Note: this is the second part in a series of posts on Tax and, more specifically, the draft Zimbabwean Income Tax bill. The preceding posts:
- Tax-oh-no-mics 101: the Zimbabwean Lesson – in which Zimbabwe experiences hyperinflation, dollarises, engages in diamond trade, and the Government runs out of money.
How Governments Finance Themselves*
*Whenever I talk about tax, I bring this point up, so forgive me if I’m repeating myself.
Governments basically have four ways in which to “get” money in order to finance their spending:
- Normal Tax Collection (the equivalent of an individual’s salary)
- Domestic Borrowing (the equivalent of an individual borrowing money from his parents)
- Foreign Borrowing (the equivalent of an individual borrowing money from a bank)
- Money-Supply Inflation (there is no individual equivalent really…)
Unless you’re Qatar. In which case, you have a fifth (and much more awesome) way: State-owned Companies. Traditionally, large state-owned enterprises are a bit of a fail, because they’re run in the same way that government is run: high on staff, low on efficiency, big on budget. But when your state-owned enterprise is making its money off foreigners, and it’s run properly, they’re a win. I mean – who doesn’t want a government that is capable of funding itself efficiently?
PS: “efficiently” is the most important part of that statement.
How a Government Finances Itself After Hyperinflation
Here’s the problem:
- Normal Tax Collection: the economy is back to being only a fledgling. And government size, unfortunately, had grown to match the magnitude of the economy prior to its inflationary crisis; but unlike the economy, the government departments have not downsized. So even if tax collection normalised, there just wouldn’t be enough money raised to cover what’s needed.
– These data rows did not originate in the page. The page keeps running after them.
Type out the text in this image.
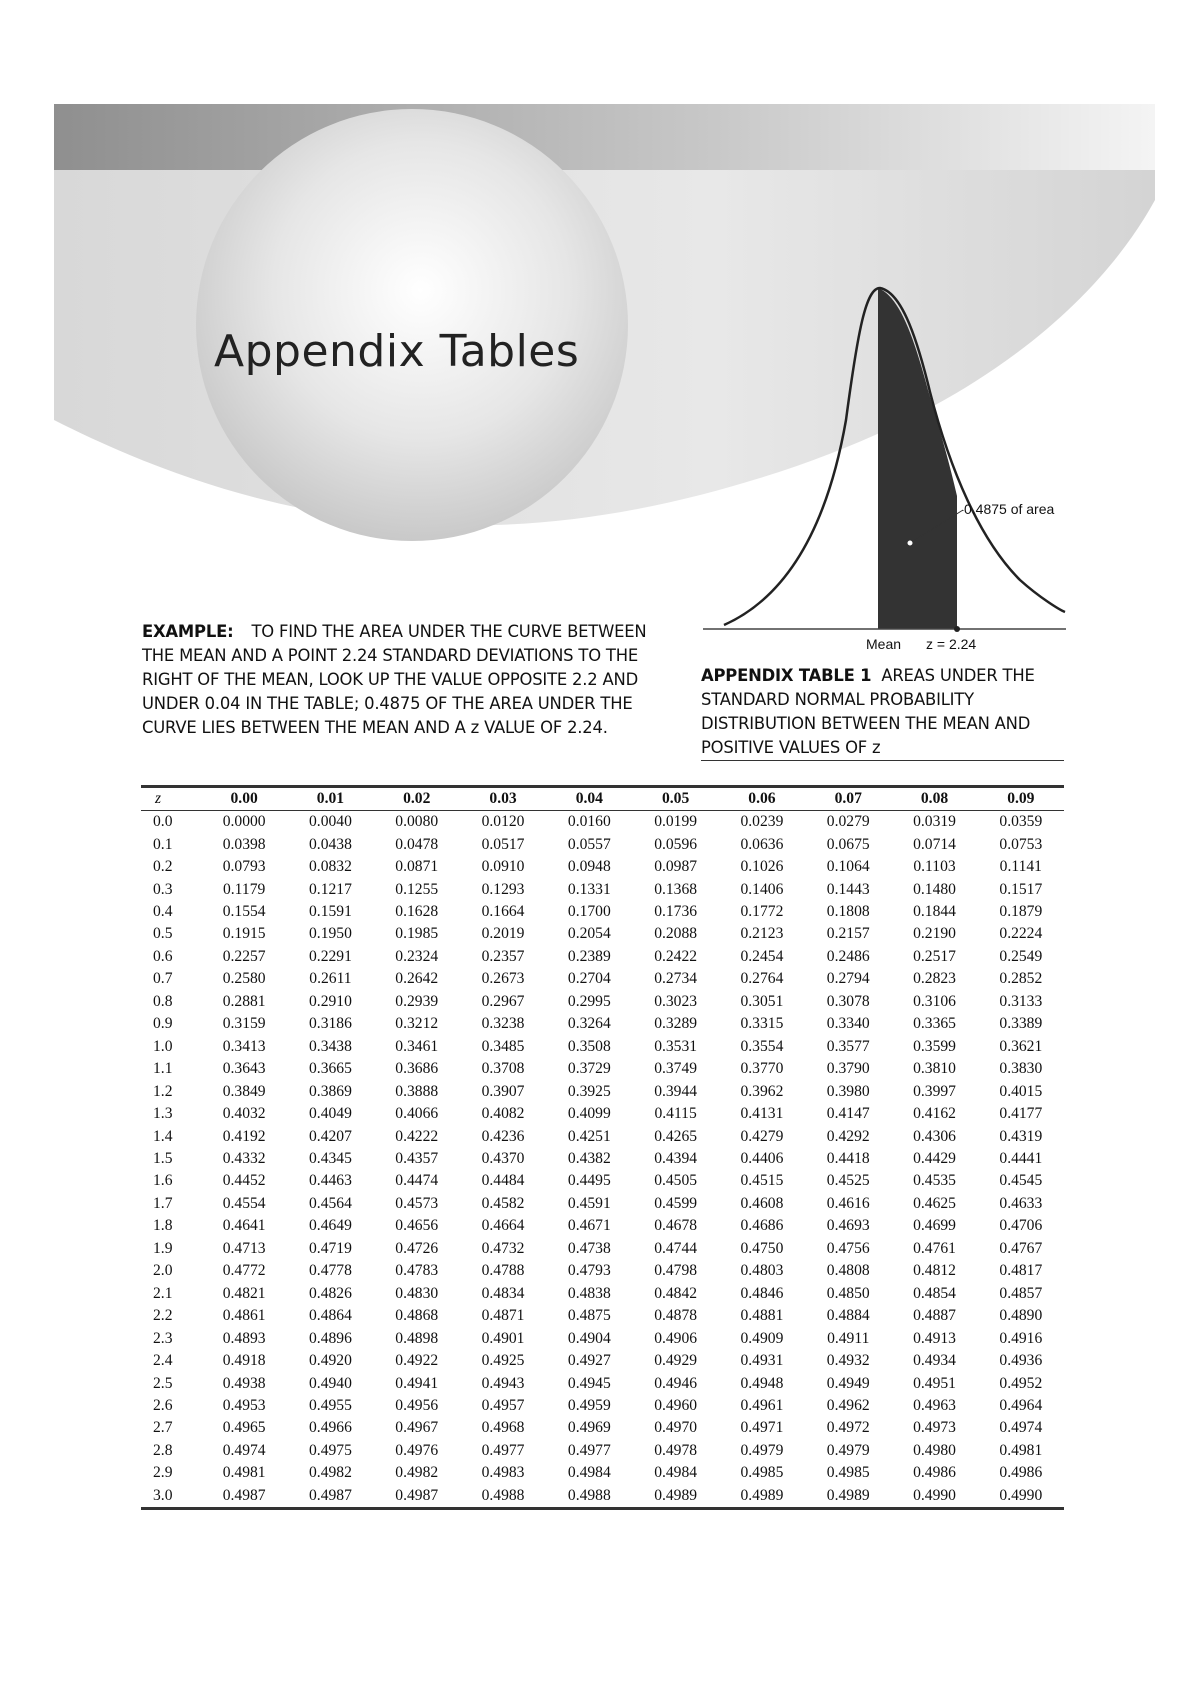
Appendix Tables
0.4875 of area
Mean z = 2.24
EXAMPLE: TO FIND THE AREA UNDER THE CURVE BETWEEN THE MEAN AND A POINT 2.24 STANDARD DEVIATIONS TO THE RIGHT OF THE MEAN, LOOK UP THE VALUE OPPOSITE 2.2 AND UNDER 0.04 IN THE TABLE; 0.4875 OF THE AREA UNDER THE CURVE LIES BETWEEN THE MEAN AND A z VALUE OF 2.24.
APPENDIX TABLE 1 AREAS UNDER THE STANDARD NORMAL PROBABILITY DISTRIBUTION BETWEEN THE MEAN AND POSITIVE VALUES OF z
z	0.00	0.01	0.02	0.03	0.04	0.05	0.06	0.07	0.08	0.09
0.0	0.0000	0.0040	0.0080	0.0120	0.0160	0.0199	0.0239	0.0279	0.0319	0.0359
0.1	0.0398	0.0438	0.0478	0.0517	0.0557	0.0596	0.0636	0.0675	0.0714	0.0753
0.2	0.0793	0.0832	0.0871	0.0910	0.0948	0.0987	0.1026	0.1064	0.1103	0.1141
0.3	0.1179	0.1217	0.1255	0.1293	0.1331	0.1368	0.1406	0.1443	0.1480	0.1517
0.4	0.1554	0.1591	0.1628	0.1664	0.1700	0.1736	0.1772	0.1808	0.1844	0.1879
0.5	0.1915	0.1950	0.1985	0.2019	0.2054	0.2088	0.2123	0.2157	0.2190	0.2224
0.6	0.2257	0.2291	0.2324	0.2357	0.2389	0.2422	0.2454	0.2486	0.2517	0.2549
0.7	0.2580	0.2611	0.2642	0.2673	0.2704	0.2734	0.2764	0.2794	0.2823	0.2852
0.8	0.2881	0.2910	0.2939	0.2967	0.2995	0.3023	0.3051	0.3078	0.3106	0.3133
0.9	0.3159	0.3186	0.3212	0.3238	0.3264	0.3289	0.3315	0.3340	0.3365	0.3389
1.0	0.3413	0.3438	0.3461	0.3485	0.3508	0.3531	0.3554	0.3577	0.3599	0.3621
1.1	0.3643	0.3665	0.3686	0.3708	0.3729	0.3749	0.3770	0.3790	0.3810	0.3830
1.2	0.3849	0.3869	0.3888	0.3907	0.3925	0.3944	0.3962	0.3980	0.3997	0.4015
1.3	0.4032	0.4049	0.4066	0.4082	0.4099	0.4115	0.4131	0.4147	0.4162	0.4177
1.4	0.4192	0.4207	0.4222	0.4236	0.4251	0.4265	0.4279	0.4292	0.4306	0.4319
1.5	0.4332	0.4345	0.4357	0.4370	0.4382	0.4394	0.4406	0.4418	0.4429	0.4441
1.6	0.4452	0.4463	0.4474	0.4484	0.4495	0.4505	0.4515	0.4525	0.4535	0.4545
1.7	0.4554	0.4564	0.4573	0.4582	0.4591	0.4599	0.4608	0.4616	0.4625	0.4633
1.8	0.4641	0.4649	0.4656	0.4664	0.4671	0.4678	0.4686	0.4693	0.4699	0.4706
1.9	0.4713	0.4719	0.4726	0.4732	0.4738	0.4744	0.4750	0.4756	0.4761	0.4767
2.0	0.4772	0.4778	0.4783	0.4788	0.4793	0.4798	0.4803	0.4808	0.4812	0.4817
2.1	0.4821	0.4826	0.4830	0.4834	0.4838	0.4842	0.4846	0.4850	0.4854	0.4857
2.2	0.4861	0.4864	0.4868	0.4871	0.4875	0.4878	0.4881	0.4884	0.4887	0.4890
2.3	0.4893	0.4896	0.4898	0.4901	0.4904	0.4906	0.4909	0.4911	0.4913	0.4916
2.4	0.4918	0.4920	0.4922	0.4925	0.4927	0.4929	0.4931	0.4932	0.4934	0.4936
2.5	0.4938	0.4940	0.4941	0.4943	0.4945	0.4946	0.4948	0.4949	0.4951	0.4952
2.6	0.4953	0.4955	0.4956	0.4957	0.4959	0.4960	0.4961	0.4962	0.4963	0.4964
2.7	0.4965	0.4966	0.4967	0.4968	0.4969	0.4970	0.4971	0.4972	0.4973	0.4974
2.8	0.4974	0.4975	0.4976	0.4977	0.4977	0.4978	0.4979	0.4979	0.4980	0.4981
2.9	0.4981	0.4982	0.4982	0.4983	0.4984	0.4984	0.4985	0.4985	0.4986	0.4986
3.0	0.4987	0.4987	0.4987	0.4988	0.4988	0.4989	0.4989	0.4989	0.4990	0.4990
- Domestic Borrowings: see point above about fledgling economy. There is no one in the country to borrow from. Although there will be attempts: like forcing banks to hold higher reserves in government bonds; and imposing overly-extensive credit terms on domestic suppliers of goods to government.
- International Borrowings: you must be joking.
- Money-Supply Inflation: requires a country to have its own currency – which it won’t have after hyperinflation.
This is usually the moment that Foreign Aid steps in to try and help. But there are always conditions attached to Foreign Aid – and certainly in Zimbabwe’s case, there is a strong sense of pride in not-being-dictated-to by anyone that isn’t Zimbabwean. Or Chinese.
And it’s around this time that the out-of-the-box strategies emerge: seizure and re-sale of mineral assets, attempts to nationalise key industries, austerity-style spending cuts in education and healthcare, dramatic customs tariffs, exploitation of existing tax law…
Certainly in the Zimbabwean case (and in the cases of most of the Latin American countries), these things happen in combination. But at some point, tax code reform becomes a priority. And to be clear, this is not just a government rhetoric exercise, nor is it power-mongering by any particular governing party: traditional economic fundamentals practically demand it.
A Layman’s Guide to Expanding the Tax Base*
*Tax base – what a government can charge tax on.
Step 1: make more people liable to pay tax.
Every Income Tax Act defines who/what is subject to tax in a given jurisdiction. And usually, somewhere in this, there is a “residency” definition. Watch out for this residency definition (the subject of the next post).
Step 2: make more types of income subject to tax.
When you hear people talk about source-based VS residence-based taxation systems, it’s this step they’re concerned about (the subject of the post after next).
Step 3: disallow more types of expenses from the calculation of tax.
This is where the Zimbabwean Income Tax bill (or, at least, the interpretation of it) gets a little wild (this will be post number 5).
Step 4: increase tax rates.
The step that first comes to mind when we talk about “expanding the tax base” – but it’s usually the least step, and the least effective. And it’s not always about changing the tax rates: it can also mean changing what will be taxed as capital and what will be taxed as income (and that’ll be the subject of post number 6).